Impacto da EM na sua Carreira
Em primeiro lugar, deve ser claro que muitos portadores de EM podem trabalhar sem limitações durante décadas nas suas vocações e profissões e portanto, sem ter que lidar com os problemas descritos em baixo.
Estes são, no entanto, exemplos do que pode acontecer. Aqui, como em qualquer lugar, será necessária uma consulta individual (por exemplo com um assistente social) caso tenha incapacidades causadas pela EM que restrinjam a sua performance. O objectivo é manter o seu emprego, se necessário ao utilizar várias ajudas no local de trabalho. A segurança financeira e social dada pelo emprego são de grande significância.

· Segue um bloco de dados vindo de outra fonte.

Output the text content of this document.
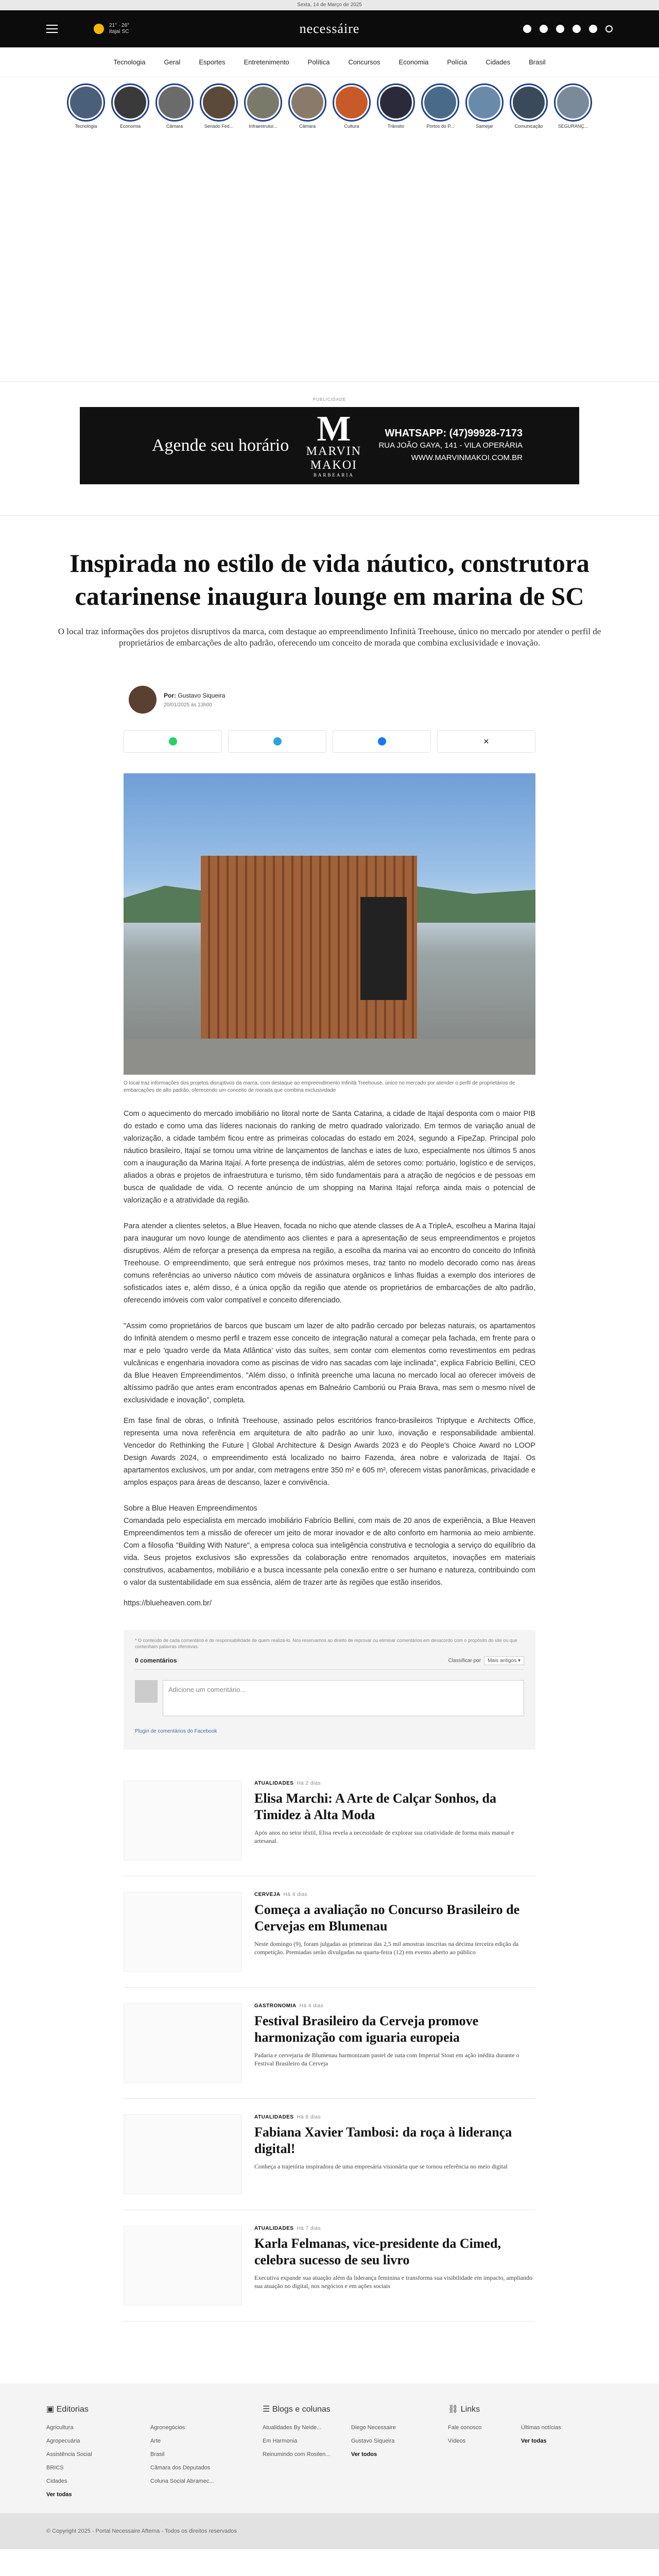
Sexta, 14 de Março de 2025
21° · 26°
Itajaí SC	necessáire
Tecnologia	Geral	Esportes	Entretenimento	Política	Concursos	Economia	Polícia	Cidades	Brasil
Tecnologia	Economia	Câmara	Senado Fed...	Infraestrutur...	Câmara	Cultura	Trânsito	Portos do P...	Samejar	Comunicação	SEGURANÇ...
PUBLICIDADE
Agende seu horário M
MARVIN
MAKOI
BARBEARIA
WHATSAPP: (47)99928-7173
RUA JOÃO GAYA, 141 - VILA OPERÁRIA
WWW.MARVINMAKOI.COM.BR
Inspirada no estilo de vida náutico, construtora catarinense inaugura lounge em marina de SC

O local traz informações dos projetos disruptivos da marca, com destaque ao empreendimento Infinità Treehouse, único no mercado por atender o perfil de proprietários de embarcações de alto padrão, oferecendo um conceito de morada que combina exclusividade e inovação.

Por: Gustavo Siqueira
20/01/2025 às 13h00
✕
O local traz informações dos projetos disruptivos da marca, com destaque ao empreendimento Infinità Treehouse, único no mercado por atender o perfil de proprietários de embarcações de alto padrão, oferecendo um conceito de morada que combina exclusividade

Com o aquecimento do mercado imobiliário no litoral norte de Santa Catarina, a cidade de Itajaí desponta com o maior PIB do estado e como uma das líderes nacionais do ranking de metro quadrado valorizado. Em termos de variação anual de valorização, a cidade também ficou entre as primeiras colocadas do estado em 2024, segundo a FipeZap. Principal polo náutico brasileiro, Itajaí se tornou uma vitrine de lançamentos de lanchas e iates de luxo, especialmente nos últimos 5 anos com a inauguração da Marina Itajaí. A forte presença de indústrias, além de setores como: portuário, logístico e de serviços, aliados a obras e projetos de infraestrutura e turismo, têm sido fundamentais para a atração de negócios e de pessoas em busca de qualidade de vida. O recente anúncio de um shopping na Marina Itajaí reforça ainda mais o potencial de valorização e a atratividade da região.

Para atender a clientes seletos, a Blue Heaven, focada no nicho que atende classes de A a TripleA, escolheu a Marina Itajaí para inaugurar um novo lounge de atendimento aos clientes e para a apresentação de seus empreendimentos e projetos disruptivos. Além de reforçar a presença da empresa na região, a escolha da marina vai ao encontro do conceito do Infinità Treehouse. O empreendimento, que será entregue nos próximos meses, traz tanto no modelo decorado como nas áreas comuns referências ao universo náutico com móveis de assinatura orgânicos e linhas fluidas a exemplo dos interiores de sofisticados iates e, além disso, é a única opção da região que atende os proprietários de embarcações de alto padrão, oferecendo imóveis com valor compatível e conceito diferenciado.

"Assim como proprietários de barcos que buscam um lazer de alto padrão cercado por belezas naturais, os apartamentos do Infinità atendem o mesmo perfil e trazem esse conceito de integração natural a começar pela fachada, em frente para o mar e pelo 'quadro verde da Mata Atlântica' visto das suítes, sem contar com elementos como revestimentos em pedras vulcânicas e engenharia inovadora como as piscinas de vidro nas sacadas com laje inclinada", explica Fabrício Bellini, CEO da Blue Heaven Empreendimentos. "Além disso, o Infinità preenche uma lacuna no mercado local ao oferecer imóveis de altíssimo padrão que antes eram encontrados apenas em Balneário Camboriú ou Praia Brava, mas sem o mesmo nível de exclusividade e inovação", completa.

Em fase final de obras, o Infinità Treehouse, assinado pelos escritórios franco-brasileiros Triptyque e Architects Office, representa uma nova referência em arquitetura de alto padrão ao unir luxo, inovação e responsabilidade ambiental. Vencedor do Rethinking the Future | Global Architecture & Design Awards 2023 e do People's Choice Award no LOOP Design Awards 2024, o empreendimento está localizado no bairro Fazenda, área nobre e valorizada de Itajaí. Os apartamentos exclusivos, um por andar, com metragens entre 350 m² e 605 m², oferecem vistas panorâmicas, privacidade e amplos espaços para áreas de descanso, lazer e convivência.

Sobre a Blue Heaven Empreendimentos

Comandada pelo especialista em mercado imobiliário Fabrício Bellini, com mais de 20 anos de experiência, a Blue Heaven Empreendimentos tem a missão de oferecer um jeito de morar inovador e de alto conforto em harmonia ao meio ambiente. Com a filosofia "Building With Nature", a empresa coloca sua inteligência construtiva e tecnologia a serviço do equilíbrio da vida. Seus projetos exclusivos são expressões da colaboração entre renomados arquitetos, inovações em materiais construtivos, acabamentos, mobiliário e a busca incessante pela conexão entre o ser humano e natureza, contribuindo com o valor da sustentabilidade em sua essência, além de trazer arte às regiões que estão inseridos.

https://blueheaven.com.br/

* O conteúdo de cada comentário é de responsabilidade de quem realizá-lo. Nos reservamos ao direito de reprovar ou eliminar comentários em desacordo com o propósito do site ou que contenham palavras ofensivas.
0 comentários	Classificar por Mais antigos ▾
Adicione um comentário...
Plugin de comentários do Facebook
ATUALIDADES Há 2 dias
Elisa Marchi: A Arte de Calçar Sonhos, da Timidez à Alta Moda
Após anos no setor têxtil, Elisa revela a necessidade de explorar sua criatividade de forma mais manual e artesanal.
CERVEJA Há 4 dias
Começa a avaliação no Concurso Brasileiro de Cervejas em Blumenau
Neste domingo (9), foram julgadas as primeiras das 2,5 mil amostras inscritas na décima terceira edição da competição. Premiadas serão divulgadas na quarta-feira (12) em evento aberto ao público
GASTRONOMIA Há 4 dias
Festival Brasileiro da Cerveja promove harmonização com iguaria europeia
Padaria e cervejaria de Blumenau harmonizam pastel de nata com Imperial Stout em ação inédita durante o Festival Brasileiro da Cerveja
ATUALIDADES Há 6 dias
Fabiana Xavier Tambosi: da roça à liderança digital!
Conheça a trajetória inspiradora de uma empresária visionária que se tornou referência no meio digital
ATUALIDADES Há 7 dias
Karla Felmanas, vice-presidente da Cimed, celebra sucesso de seu livro
Executiva expande sua atuação além da liderança feminina e transforma sua visibilidade em impacto, ampliando sua atuação no digital, nos negócios e em ações sociais
▣ Editorias
Agricultura	Agronegócios
Agropecuária	Arte
Assistência Social	Brasil
BRICS	Câmara dos Deputados
Cidades	Coluna Social Abramec...
Ver todas
☰ Blogs e colunas
Atualidades By Neide...	Diego Necessaire
Em Harmonia	Gustavo Siqueira
Reinumindo com Rosilen...	Ver todos
⛓ Links
Fale conosco	Últimas notícias
Vídeos	Ver todas
© Copyright 2025 - Portal Necessaire Afterna - Todos os direitos reservados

Transferência dentro da empresa
Em tempos de aumento de desemprego, a ansiedade acerca da segurança do trabalho quando afectado pela doença é justificadamente forte e compreensível. Se a incapacidade causada pela EM torna impossível realizar as funções habituais do seu trabalho, deve ser feita uma tentativa em cooperação com o médico da empresa, médicos ocupacionais, e o seu próprio médico para encontrar algum tipo de assistência no local de trabalho de forma a aliviá-lo(a) de tais dificuldades. Outra possibilidade é uma transferência interna para outro trabalho menos exigente, um que permita que o doente com EM possa trabalhar eficazmente ao seu ritmo e fazer frequentes pausas rápidas.
Reciclagem profissional
Se não for possível de todo seguir a vocação prévia devido à EM, a pessoa deverá procurar aconselhamento ocupacional e se possível ter um curso de formação. A estimativa da capacidade individual de performance deverá ser efectuada em colaboração com psicólogos, conselheiros de emprego, assistentes sociais e o seu próprio médico, que também deve dar informações acerca do prognóstico possível.
Se de todo não for possível trabalhar devido ao grau de incapacidade física ou por falta de oportunidades, a família afectada pode discutir a possibilidade do portador de EM assumir as tarefas domésticas e o cuidado das crianças. Isto pode significar que em certas circunstâncias um marido com EM possa decidir tornar-se um homem de casa, e a mulher possa regressar à sua profissão anterior ou fazer um programa de reciclagem profissional.
No caso dos jovens com EM que ainda não completaram os seus estudos ou qualquer formação profissional, é especialmente importante o aconselhamento acerca das consequências possíveis da doença e as restrições na capacidade de trabalho, de forma a identificar imediatamente alternativas possíveis.
Outros problemas surgem, sobretudo em áreas rurais, quando os doentes já não são capazes de trabalhar; algumas vezes já não são capazes de conduzir o seu carro e não existem transportes públicos ou já não são capazes de utilizar os transportes públicos. Podem existir serviços de transporte disponíveis para pessoas inválidas sendo os custos assumidos pelo serviço social do estado. Para o efeito deve ser contactada a Segurança Social ou a junta de freguesia. Também é necessário o aconselhamento individual neste caso.
Reforma antecipada
Reformar-se por precaução, e sem considerar qual a incapacidade actual não é aconselhável. Só o facto de ter recebido o diagnóstico de EM não justifica a reforma, sobretudo porque uma saída prematura da vida profissional pode levar a um aumento da solidão e a uma redução da auto-estima. Infelizmente os centros de emprego, médicos e funcionários da segurança social não têm informação factual suficiente à sua disposição acerca da EM, existindo frequentemente o perigo de uma reforma antecipada desnecessária.
A EM não é razão para não trabalhar
A EM não é razão para não trabalhar. Um portador de EM não tem de dar qualquer informação acerca da existência da doença, a não ser que indagado especificamente acerca do estado de saúde quando está num processo para ser contratado. A excepção existe quando o empregado se coloca a si próprio em perigo ou aos seus colegas (ex. uma pessoa que conserta telhados) por causa da doença.